Elle fut, dès qu’il fit jour, au presbytère implorer l’assistance du curé, et visita avec lui les deux femmes que la veuve lui avait désignées. Nous la vîmes revenir le dimanche. On sortait justement de vêpres quand elle passa devant chez moi, car elle voulait me dire la bonne nouvelle avant même d’aller chez M. Jourdan. Le brave avocat faillit être suffoqué. Il embrassa Marion sur les deux joues, et nous traîna chez le procureur du roi. M. Hervo fut tellement saisi, qu’un instant nous craignîmes un malheur ; mais il se remit promptement, et s’écria qu’il allait partir pour Elven, avec M. Jourdan et moi, pour recevoir juridiquement la déposition des trois femmes. Il exigea que Marion demeurât chez lui, et la confia aux soins de Madame Hervo, qui l’accueillit comme une mère. Quand nous eûmes les dépositions en règle, il vint avec nous à Bignan, pour faire dessiner de nouveau l’état des lieux, et à Saint-Allouestre, où, d’après ces nouveaux indices, il put aussi recueillir des documents importants. Nous n’avions qu’à le laisser faire, il était aussi ardent que nous ; ni peines ni fatigues ne lui coûtaient. Il déclara, en rentrant à Vannes, qu’il voulait aller à Caen de sa personne. Sa femme nous dit qu’il n’avait pas vécu depuis que le doute s’était fait jour dans son esprit. Pendant toute l’audience, qui fut courte, on le vit, en habit bourgeois, derrière l’avocat général qui portait la parole devant le jury du Calvados. Quand ce magistrat se leva pour déclarer qu’il renonçait à l’accusation, il y avait sur la figure de M. Hervo plus d’émotion que sur celle des trois frères, que ce moment allait rendre à la liberté et à la vie. Marion s’appuyait sur mon bras, car elle ne pouvait plus se soutenir. Ses forces l’abandonnaient à ce dernier moment, où elle n’avait plus qu’à recueillir le fruit de son courage. Jean-Louis avait les yeux fixés sur elle, et il la regardait comme on regarderait un ange. Les jurés ne délibérèrent même pas. Au bout de cinq minutes, leur verdict était rendu, et les accusés ramenés à l’audience. Après avoir prononcé leur mise en liberté, le président, d’une voix émue, leur adressa ces paroles, au milieu du plus religieux silence :

« Yvonic, Jean-Pierre et Jean-Louis Nayl, une fatalité déplorable a fait peser sur vous la responsabilité d’un crime que vous aviez tout fait pour empêcher. L’épreuve que vous avez subie est terrible ; vous en sortez non-seulement innocents, mais dignes de toutes les sympathies et de tous les respects. Que les ardentes sollicitudes qui vous ont accompagnés jusqu’ici adoucissent l’amertume de vos souvenirs. En vous rendant à la liberté, la Cour est heureuse de s’associer à votre joie et à celle de la plus digne, de la plus courageuse, de la plus noble femme… »

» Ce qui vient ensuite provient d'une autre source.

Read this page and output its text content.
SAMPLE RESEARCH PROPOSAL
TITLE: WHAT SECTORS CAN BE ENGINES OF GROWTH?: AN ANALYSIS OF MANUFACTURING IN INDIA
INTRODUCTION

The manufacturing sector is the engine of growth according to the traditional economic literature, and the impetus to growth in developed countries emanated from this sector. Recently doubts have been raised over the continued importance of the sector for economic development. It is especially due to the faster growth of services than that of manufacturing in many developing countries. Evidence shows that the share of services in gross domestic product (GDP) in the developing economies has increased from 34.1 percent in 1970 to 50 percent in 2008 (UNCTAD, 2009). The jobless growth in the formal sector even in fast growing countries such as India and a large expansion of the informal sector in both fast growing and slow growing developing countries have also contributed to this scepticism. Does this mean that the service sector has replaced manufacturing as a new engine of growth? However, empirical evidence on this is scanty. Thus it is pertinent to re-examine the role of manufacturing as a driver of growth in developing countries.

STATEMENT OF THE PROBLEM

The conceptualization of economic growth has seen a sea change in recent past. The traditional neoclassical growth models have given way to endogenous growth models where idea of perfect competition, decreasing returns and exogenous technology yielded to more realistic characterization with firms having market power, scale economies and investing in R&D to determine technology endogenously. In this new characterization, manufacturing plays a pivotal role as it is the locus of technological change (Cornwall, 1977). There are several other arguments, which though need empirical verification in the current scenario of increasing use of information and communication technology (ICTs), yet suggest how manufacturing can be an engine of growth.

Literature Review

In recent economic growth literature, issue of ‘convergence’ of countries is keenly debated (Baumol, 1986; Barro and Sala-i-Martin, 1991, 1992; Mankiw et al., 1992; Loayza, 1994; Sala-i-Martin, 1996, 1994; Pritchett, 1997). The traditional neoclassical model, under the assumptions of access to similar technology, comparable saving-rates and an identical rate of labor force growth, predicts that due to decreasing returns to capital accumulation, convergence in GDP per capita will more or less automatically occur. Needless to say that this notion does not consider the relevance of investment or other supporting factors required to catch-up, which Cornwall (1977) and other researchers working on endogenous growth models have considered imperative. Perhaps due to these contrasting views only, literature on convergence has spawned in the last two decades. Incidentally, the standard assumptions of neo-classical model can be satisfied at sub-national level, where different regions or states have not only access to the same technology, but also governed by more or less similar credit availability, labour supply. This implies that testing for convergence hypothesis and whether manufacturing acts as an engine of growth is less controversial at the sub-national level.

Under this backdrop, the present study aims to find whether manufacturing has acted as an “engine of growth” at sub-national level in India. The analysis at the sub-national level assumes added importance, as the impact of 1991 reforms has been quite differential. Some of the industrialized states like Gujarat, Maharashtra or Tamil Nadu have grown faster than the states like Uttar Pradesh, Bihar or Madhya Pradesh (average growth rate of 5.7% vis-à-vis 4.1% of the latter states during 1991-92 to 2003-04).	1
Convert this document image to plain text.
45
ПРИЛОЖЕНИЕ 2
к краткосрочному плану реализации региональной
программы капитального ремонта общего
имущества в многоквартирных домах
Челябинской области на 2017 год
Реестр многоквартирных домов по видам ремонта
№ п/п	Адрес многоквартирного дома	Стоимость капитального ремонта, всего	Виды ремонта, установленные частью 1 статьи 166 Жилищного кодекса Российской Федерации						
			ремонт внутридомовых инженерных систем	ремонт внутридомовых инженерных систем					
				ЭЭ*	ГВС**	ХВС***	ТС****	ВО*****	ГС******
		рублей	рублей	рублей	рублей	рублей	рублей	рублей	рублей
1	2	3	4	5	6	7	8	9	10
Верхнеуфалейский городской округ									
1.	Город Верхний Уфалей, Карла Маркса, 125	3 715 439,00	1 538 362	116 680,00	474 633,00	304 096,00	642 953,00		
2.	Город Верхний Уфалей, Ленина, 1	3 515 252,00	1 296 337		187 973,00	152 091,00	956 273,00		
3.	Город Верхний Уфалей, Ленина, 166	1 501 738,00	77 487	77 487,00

Le président pleurait en prononçant ces dernières paroles, et presque tous ceux qui étaient là avaient aussi envie de pleurer. À ce moment, et comme l’audience allait être terminée, M. Hervo se leva du siége qu’il occupait ; il traversa toute la salle dans sa longueur, et vint aux accusés en leur tendant les bras. Un cri s’échappa de toutes les poitrines quand on vit les trois frères l’entourer et l’embrasser. Lorsque nous nous retrouvâmes le soir dans la petite maison où nous étions descendus, sur la route de Falaise, je ne crois pas qu’il y eût dans le monde entier un spectacle plus digne d’attirer les regards de Dieu.

Yvonic est aujourd’hui vicaire à Guéhenno.

La discrétion m’interdit de dire le rôle important qu’a joué l’un de ses frères en 1848. Quant à Marion, elle est aussi douce et aussi modeste que si elle n’avait jamais eu d’autre mérite que de bien élever ses enfants et d’aimer tendrement son mari.